By Denna Bowman
As families get ready to head off on their summer holidays, the Government is urging motorists they can make savings by ensuring their tyres are in good order and adopting smarter driving techniques.
According to Norman Baker, the Transport Minister, simple actions like driving smoothly, changing gears at the right time and clearing out clutter from the car could save drivers at least 8% on their fuel costs.
Mr Baker said: “For many families, the annual holiday will be the longest trip they make all year.

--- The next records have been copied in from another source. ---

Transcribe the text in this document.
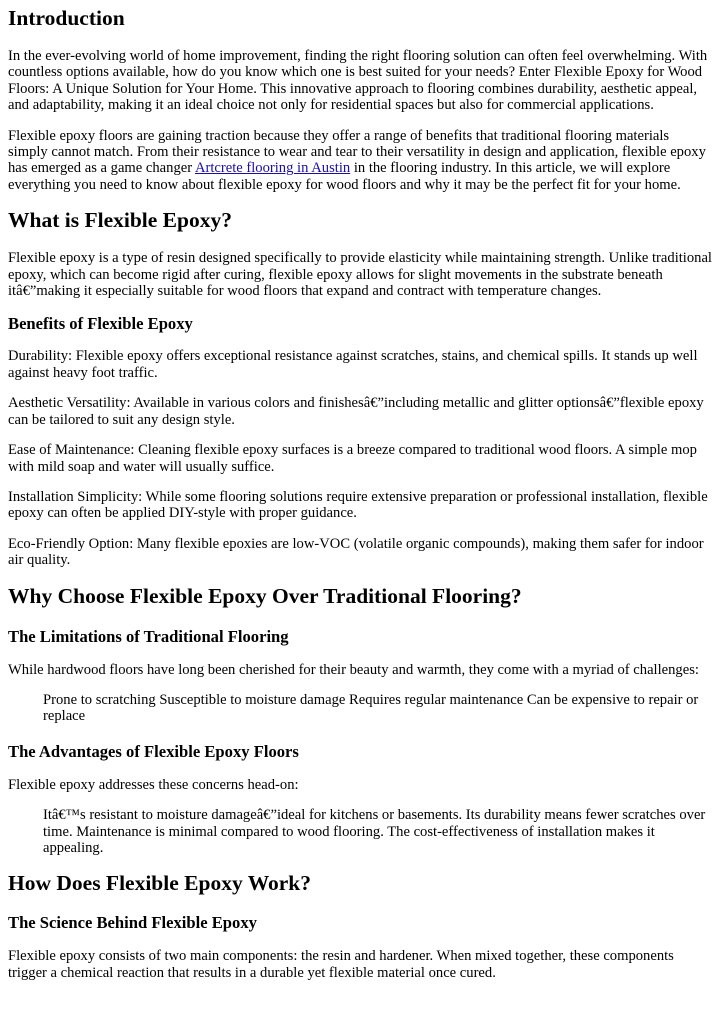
Introduction

In the ever-evolving world of home improvement, finding the right flooring solution can often feel overwhelming. With countless options available, how do you know which one is best suited for your needs? Enter Flexible Epoxy for Wood Floors: A Unique Solution for Your Home. This innovative approach to flooring combines durability, aesthetic appeal, and adaptability, making it an ideal choice not only for residential spaces but also for commercial applications.

Flexible epoxy floors are gaining traction because they offer a range of benefits that traditional flooring materials simply cannot match. From their resistance to wear and tear to their versatility in design and application, flexible epoxy has emerged as a game changer Artcrete flooring in Austin in the flooring industry. In this article, we will explore everything you need to know about flexible epoxy for wood floors and why it may be the perfect fit for your home.

What is Flexible Epoxy?

Flexible epoxy is a type of resin designed specifically to provide elasticity while maintaining strength. Unlike traditional epoxy, which can become rigid after curing, flexible epoxy allows for slight movements in the substrate beneath itâ€”making it especially suitable for wood floors that expand and contract with temperature changes.

Benefits of Flexible Epoxy

Durability: Flexible epoxy offers exceptional resistance against scratches, stains, and chemical spills. It stands up well against heavy foot traffic.

Aesthetic Versatility: Available in various colors and finishesâ€”including metallic and glitter optionsâ€”flexible epoxy can be tailored to suit any design style.

Ease of Maintenance: Cleaning flexible epoxy surfaces is a breeze compared to traditional wood floors. A simple mop with mild soap and water will usually suffice.

Installation Simplicity: While some flooring solutions require extensive preparation or professional installation, flexible epoxy can often be applied DIY-style with proper guidance.

Eco-Friendly Option: Many flexible epoxies are low-VOC (volatile organic compounds), making them safer for indoor air quality.

Why Choose Flexible Epoxy Over Traditional Flooring?
The Limitations of Traditional Flooring

While hardwood floors have long been cherished for their beauty and warmth, they come with a myriad of challenges:

Prone to scratching Susceptible to moisture damage Requires regular maintenance Can be expensive to repair or replace

The Advantages of Flexible Epoxy Floors

Flexible epoxy addresses these concerns head-on:

Itâ€™s resistant to moisture damageâ€”ideal for kitchens or basements. Its durability means fewer scratches over time. Maintenance is minimal compared to wood flooring. The cost-effectiveness of installation makes it appealing.

How Does Flexible Epoxy Work?
The Science Behind Flexible Epoxy

Flexible epoxy consists of two main components: the resin and hardener. When mixed together, these components trigger a chemical reaction that results in a durable yet flexible material once cured.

Applying the simple smarter driving techniques could make a real difference to fuel costs. In a single 500 mile trip, you could save £10 – certainly enough for a few extra ice creams to keep the kids happy!”
Useful smarter driving tips for a holiday trip include:
Check your tyre pressures. Remember to check your tyre pressures before leaving home. Underinflated tyres are not only dangerous but also increase fuel consumption. Tyre pressures should be checked regularly throughout the year but this is particularly important if you’re planning a long journey with a heavily loaded car as this will put additional stress on your tyres.
Watch your speed. Fuel consumption increases dramatically with speed: At 85mph a car uses approximately 25% more fuel than at 70mph, and at 70mph approximately 10% more than at 60mph. So try to leave plenty of time for your journey, consider breaking a long journey overnight, and take plenty of on-board entertainment for the kids to reduce the pressure to arrive quickly.
Consider how you use roof racks and roof boxes. At motorway speeds a roof box can increase fuel consumption by around 25%. So if you’re using a roof box it’s particularly important to try to keep your speed down. And when you reach your destination consider taking the box off if you’re not going to need it until your return journey.
Avoid congestion. Traffic jams may leave you fuming and will also increase your fuel consumption. So plan your journey well and perhaps avoid travelling at times when traffic is likely to be particularly heavy, such as Friday afternoons or the first day of the school holiday.